Pillai Malvika, Shumway John W, Adapa Karthik, Dooley John, McGurk Ross, Mazur Lukasz M, Das Shiva K, Chera Bhishamjit S
Carolina Health Informatics Program, University of North Carolina, Chapel Hill, North Carolina.
Department of Radiation Oncology, University of North Carolina, Chapel Hill, North Carolina.
Adv Radiat Oncol. 2023 Apr 6;8(6):101234. doi: 10.1016/j.adro.2023.101234. eCollection 2023 Nov-Dec.
Pretreatment quality assurance (QA) of treatment plans often requires a high cognitive workload and considerable time expenditure. This study explores the use of machine learning to classify pretreatment chart check QA for a given radiation plan as difficult or less difficult, thereby alerting the physicists to increase scrutiny on difficult plans.
Pretreatment QA data were collected for 973 cases between July 2018 and October 2020. The outcome variable, a degree of difficulty, was collected as a subjective rating by physicists who performed the pretreatment chart checks. Potential features were identified based on clinical relevance, contribution to plan complexity, and QA metrics. Five machine learning models were developed: support vector machine, random forest classifier, adaboost classifier, decision tree classifier, and neural network. These were incorporated into a voting classifier, where at least 2 algorithms needed to predict a case as difficult for it to be classified as such. Sensitivity analyses were conducted to evaluate feature importance.

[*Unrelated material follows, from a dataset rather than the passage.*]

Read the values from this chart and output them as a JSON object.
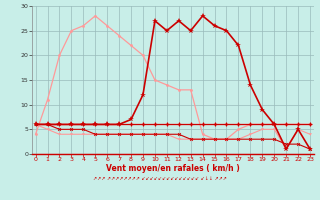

The voting classifier achieved an overall accuracy of 77.4% on the test set, with 76.5% accuracy on difficult cases and 78.4% accuracy on less difficult cases. Sensitivity analysis showed features associated with plan complexity (number of fractions, dose per monitor unit, number of planning structures, and number of image sets) and clinical relevance (patient age) were sensitive across at least 3 algorithms.
This approach can be used to equitably allocate plans to physicists rather than randomly allocate them, potentially improving pretreatment chart check effectiveness by reducing errors propagating downstream.
治疗计划的预处理质量保证(QA)通常需要较高的认知工作量和大量的时间投入。本研究探索使用机器学习将给定放射治疗计划的预处理图表检查QA分类为困难或不太困难,从而提醒物理师对困难计划加强审查。
收集了2018年7月至2020年10月期间973例病例的预处理QA数据。结果变量,即困难程度,由进行预处理图表检查的物理师以主观评分的方式收集。基于临床相关性、对计划复杂性的贡献和QA指标确定潜在特征。开发了五种机器学习模型:支持向量机、随机森林分类器、自适应增强分类器、决策树分类器和神经网络。这些模型被纳入一个投票分类器,其中至少需要2种算法将一个病例预测为困难病例,该病例才能被分类为困难病例。进行敏感性分析以评估特征重要性。
投票分类器在测试集上的总体准确率为77.4%,在困难病例上的准确率为76.5%,在不太困难病例上的准确率为78.4%。敏感性分析表明,与计划复杂性相关的特征(分次次数、每监测单位剂量、计划结构数量和图像集数量)和临床相关性特征(患者年龄)在至少3种算法中是敏感的。
这种方法可用于公平地将计划分配给物理师,而不是随机分配,通过减少下游传播的错误,有可能提高预处理图表检查的有效性。